A lifetime ban on gay and bisexual men donating blood has been lifted in Northern Ireland after more than 30 years.
The permanent ban has been replaced with a 12-month deferral system, meaning gay men are allowed to donate a year after their last sexual encounter with another man.
Similar rules were adopted by the rest of the UK in 2011, however attempts to end the ban in Northern Ireland were until now blocked by successive health ministers from the Democratic Unionist Party (DUP).
Current Stormont health minister Michelle O'Neill of Sinn Féin announced the policy change in June.
“Surveillance data from England, Scotland and Wales and survey evidence from across Britain and the north of Ireland have provided assurance that the risk is lower with a one-year deferral,” she said.
“My decision is based on the evidence regarding the safety of donated blood.”
The change will be implemented by the Blood Transfusion Service on Thursday.
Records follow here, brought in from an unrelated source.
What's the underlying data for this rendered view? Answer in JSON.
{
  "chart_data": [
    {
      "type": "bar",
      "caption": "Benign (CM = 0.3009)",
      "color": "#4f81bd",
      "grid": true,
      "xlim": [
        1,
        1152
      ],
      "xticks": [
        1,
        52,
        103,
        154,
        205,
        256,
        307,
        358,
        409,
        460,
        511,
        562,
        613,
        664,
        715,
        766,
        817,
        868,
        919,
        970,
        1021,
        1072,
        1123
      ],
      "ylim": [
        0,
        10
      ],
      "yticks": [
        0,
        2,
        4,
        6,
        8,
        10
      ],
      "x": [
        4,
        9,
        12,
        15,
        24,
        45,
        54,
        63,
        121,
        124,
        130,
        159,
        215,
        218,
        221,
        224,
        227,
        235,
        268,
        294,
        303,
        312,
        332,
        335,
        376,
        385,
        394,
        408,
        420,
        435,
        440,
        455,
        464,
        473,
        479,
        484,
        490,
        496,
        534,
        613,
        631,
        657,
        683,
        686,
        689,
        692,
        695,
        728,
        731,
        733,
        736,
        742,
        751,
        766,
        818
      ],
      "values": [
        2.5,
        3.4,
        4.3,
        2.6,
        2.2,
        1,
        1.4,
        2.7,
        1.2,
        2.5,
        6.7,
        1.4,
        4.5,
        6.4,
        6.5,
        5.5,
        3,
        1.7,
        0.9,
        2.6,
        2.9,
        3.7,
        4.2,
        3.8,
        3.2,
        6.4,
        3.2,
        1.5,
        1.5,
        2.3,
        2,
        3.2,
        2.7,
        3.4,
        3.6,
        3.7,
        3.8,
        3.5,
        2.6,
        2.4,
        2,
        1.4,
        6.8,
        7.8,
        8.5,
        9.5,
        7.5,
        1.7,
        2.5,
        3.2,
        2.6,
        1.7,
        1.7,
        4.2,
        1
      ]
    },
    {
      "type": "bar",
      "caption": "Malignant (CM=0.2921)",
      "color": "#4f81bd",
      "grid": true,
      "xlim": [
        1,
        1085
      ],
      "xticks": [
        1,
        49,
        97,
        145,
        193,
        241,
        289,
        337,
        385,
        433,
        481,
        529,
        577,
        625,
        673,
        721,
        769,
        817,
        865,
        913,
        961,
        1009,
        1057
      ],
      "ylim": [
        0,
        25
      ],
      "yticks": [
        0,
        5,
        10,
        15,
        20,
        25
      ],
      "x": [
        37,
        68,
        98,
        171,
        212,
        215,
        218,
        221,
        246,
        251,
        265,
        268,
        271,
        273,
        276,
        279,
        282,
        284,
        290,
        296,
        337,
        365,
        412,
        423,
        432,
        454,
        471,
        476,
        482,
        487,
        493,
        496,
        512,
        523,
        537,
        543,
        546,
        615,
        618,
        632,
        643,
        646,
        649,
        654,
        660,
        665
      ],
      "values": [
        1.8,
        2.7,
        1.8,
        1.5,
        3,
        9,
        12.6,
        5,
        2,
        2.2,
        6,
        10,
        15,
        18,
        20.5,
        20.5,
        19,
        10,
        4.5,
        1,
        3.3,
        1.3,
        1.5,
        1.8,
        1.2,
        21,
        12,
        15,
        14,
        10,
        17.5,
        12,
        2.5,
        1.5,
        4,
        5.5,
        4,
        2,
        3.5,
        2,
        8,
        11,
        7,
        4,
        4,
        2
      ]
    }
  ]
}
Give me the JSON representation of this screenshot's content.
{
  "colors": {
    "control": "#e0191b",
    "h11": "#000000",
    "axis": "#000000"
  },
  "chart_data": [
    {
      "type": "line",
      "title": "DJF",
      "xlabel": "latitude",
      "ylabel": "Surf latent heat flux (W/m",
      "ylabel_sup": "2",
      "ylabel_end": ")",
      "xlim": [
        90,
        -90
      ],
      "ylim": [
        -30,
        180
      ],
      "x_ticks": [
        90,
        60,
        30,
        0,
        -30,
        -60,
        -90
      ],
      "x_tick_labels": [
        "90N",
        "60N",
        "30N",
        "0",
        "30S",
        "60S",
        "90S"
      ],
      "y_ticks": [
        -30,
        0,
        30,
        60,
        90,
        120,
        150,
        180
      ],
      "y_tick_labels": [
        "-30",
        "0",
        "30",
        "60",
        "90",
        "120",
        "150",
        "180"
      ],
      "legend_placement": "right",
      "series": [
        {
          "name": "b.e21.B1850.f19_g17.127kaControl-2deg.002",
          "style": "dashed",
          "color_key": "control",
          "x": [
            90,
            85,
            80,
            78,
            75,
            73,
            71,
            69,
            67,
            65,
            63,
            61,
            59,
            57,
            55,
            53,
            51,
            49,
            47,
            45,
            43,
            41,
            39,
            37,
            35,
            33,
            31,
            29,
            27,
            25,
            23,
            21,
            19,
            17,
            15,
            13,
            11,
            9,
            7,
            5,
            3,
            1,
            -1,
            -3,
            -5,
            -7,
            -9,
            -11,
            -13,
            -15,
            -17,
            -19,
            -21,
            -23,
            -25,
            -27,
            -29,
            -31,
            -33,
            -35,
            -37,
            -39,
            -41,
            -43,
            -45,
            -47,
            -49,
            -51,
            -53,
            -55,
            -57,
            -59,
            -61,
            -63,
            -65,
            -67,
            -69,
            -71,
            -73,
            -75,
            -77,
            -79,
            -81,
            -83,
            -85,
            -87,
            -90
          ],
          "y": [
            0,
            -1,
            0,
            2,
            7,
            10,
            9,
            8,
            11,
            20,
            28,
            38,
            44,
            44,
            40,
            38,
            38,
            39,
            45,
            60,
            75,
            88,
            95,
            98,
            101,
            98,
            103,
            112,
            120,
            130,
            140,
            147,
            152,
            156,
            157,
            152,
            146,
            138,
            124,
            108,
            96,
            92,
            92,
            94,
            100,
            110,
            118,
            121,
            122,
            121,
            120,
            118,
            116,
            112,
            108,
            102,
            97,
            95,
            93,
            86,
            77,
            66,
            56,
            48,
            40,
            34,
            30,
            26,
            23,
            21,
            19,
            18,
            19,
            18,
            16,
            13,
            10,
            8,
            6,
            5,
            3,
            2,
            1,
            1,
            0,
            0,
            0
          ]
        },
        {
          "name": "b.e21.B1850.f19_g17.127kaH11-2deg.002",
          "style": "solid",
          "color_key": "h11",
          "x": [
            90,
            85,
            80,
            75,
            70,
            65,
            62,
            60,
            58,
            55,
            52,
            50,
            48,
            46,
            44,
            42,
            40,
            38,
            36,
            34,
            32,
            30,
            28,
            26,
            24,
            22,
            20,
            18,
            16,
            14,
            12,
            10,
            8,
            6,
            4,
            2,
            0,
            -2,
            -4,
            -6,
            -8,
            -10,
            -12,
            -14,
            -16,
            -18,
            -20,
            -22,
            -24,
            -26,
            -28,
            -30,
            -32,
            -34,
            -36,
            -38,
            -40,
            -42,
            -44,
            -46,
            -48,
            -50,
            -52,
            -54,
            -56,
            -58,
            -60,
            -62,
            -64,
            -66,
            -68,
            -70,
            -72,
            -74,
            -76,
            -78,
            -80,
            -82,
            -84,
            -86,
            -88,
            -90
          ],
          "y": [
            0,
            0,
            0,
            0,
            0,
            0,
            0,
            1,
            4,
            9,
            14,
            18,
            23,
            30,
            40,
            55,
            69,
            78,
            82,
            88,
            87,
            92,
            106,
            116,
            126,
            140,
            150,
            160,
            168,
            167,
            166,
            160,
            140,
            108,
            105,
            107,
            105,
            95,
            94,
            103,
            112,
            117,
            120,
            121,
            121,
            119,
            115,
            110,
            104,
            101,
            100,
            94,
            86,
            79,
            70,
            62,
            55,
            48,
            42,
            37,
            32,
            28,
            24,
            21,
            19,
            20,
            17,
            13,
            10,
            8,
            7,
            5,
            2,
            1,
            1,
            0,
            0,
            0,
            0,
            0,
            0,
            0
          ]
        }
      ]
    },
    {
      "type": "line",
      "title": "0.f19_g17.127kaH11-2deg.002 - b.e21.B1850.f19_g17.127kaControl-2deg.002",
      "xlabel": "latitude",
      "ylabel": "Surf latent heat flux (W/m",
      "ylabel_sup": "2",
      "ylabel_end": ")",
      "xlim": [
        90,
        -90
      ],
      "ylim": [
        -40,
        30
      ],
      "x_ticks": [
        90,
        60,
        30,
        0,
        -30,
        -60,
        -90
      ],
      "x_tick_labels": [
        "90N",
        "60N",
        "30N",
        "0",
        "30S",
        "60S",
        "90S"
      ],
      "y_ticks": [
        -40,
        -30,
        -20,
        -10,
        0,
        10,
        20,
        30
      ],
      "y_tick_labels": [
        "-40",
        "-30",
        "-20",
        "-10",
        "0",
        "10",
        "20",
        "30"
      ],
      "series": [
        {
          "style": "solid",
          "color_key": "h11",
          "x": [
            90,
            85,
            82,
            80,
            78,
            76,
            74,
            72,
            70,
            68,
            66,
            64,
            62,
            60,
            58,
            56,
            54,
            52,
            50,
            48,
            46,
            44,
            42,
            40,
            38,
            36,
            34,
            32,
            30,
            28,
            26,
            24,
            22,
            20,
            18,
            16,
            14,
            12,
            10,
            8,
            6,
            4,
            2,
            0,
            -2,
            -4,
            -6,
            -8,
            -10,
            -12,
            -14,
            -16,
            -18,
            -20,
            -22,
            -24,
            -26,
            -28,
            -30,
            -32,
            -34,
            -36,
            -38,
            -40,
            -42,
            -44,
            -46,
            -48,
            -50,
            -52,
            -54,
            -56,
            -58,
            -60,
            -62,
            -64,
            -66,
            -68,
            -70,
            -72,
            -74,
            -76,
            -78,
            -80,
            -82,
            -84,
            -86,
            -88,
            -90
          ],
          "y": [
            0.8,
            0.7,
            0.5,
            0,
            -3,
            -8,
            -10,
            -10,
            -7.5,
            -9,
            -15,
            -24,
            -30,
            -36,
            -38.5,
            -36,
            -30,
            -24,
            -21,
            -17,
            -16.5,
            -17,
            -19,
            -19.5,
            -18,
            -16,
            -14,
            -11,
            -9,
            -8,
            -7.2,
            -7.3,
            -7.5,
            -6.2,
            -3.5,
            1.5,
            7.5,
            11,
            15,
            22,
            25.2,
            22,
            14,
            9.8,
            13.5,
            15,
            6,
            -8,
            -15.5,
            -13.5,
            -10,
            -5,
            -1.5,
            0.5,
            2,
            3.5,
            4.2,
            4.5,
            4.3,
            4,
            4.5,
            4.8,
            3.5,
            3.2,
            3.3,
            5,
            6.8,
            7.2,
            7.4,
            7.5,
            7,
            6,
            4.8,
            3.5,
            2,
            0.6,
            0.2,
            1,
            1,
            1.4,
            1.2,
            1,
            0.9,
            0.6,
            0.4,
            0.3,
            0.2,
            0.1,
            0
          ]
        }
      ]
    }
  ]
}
Gay rights campaigners welcomed the end of the total ban as an important “first step,” but argued that aspects of the new policy were “irrational.”
“There must be a recognition that two men in a monogamous relationship pose zero risk to the blood supply. They cannot magically create HIV between them. And yet as long as they have sex they will never be allowed to donate blood,” said John O’Doherty, director of Northern Ireland’s largest LGBT organization, Rainbow Project.
“This is not science, it is stigma”
A lifetime ban on blood donations by gay men was first introduced in the UK and around the world in the 1980s in response to the AIDS crisis.
Last December, the US revoked a permanent ban on gay blood donations, replacing it with the one-year deferral system.
Most EU countries have also instituted a temporary deferral systems for blood donations from gay men.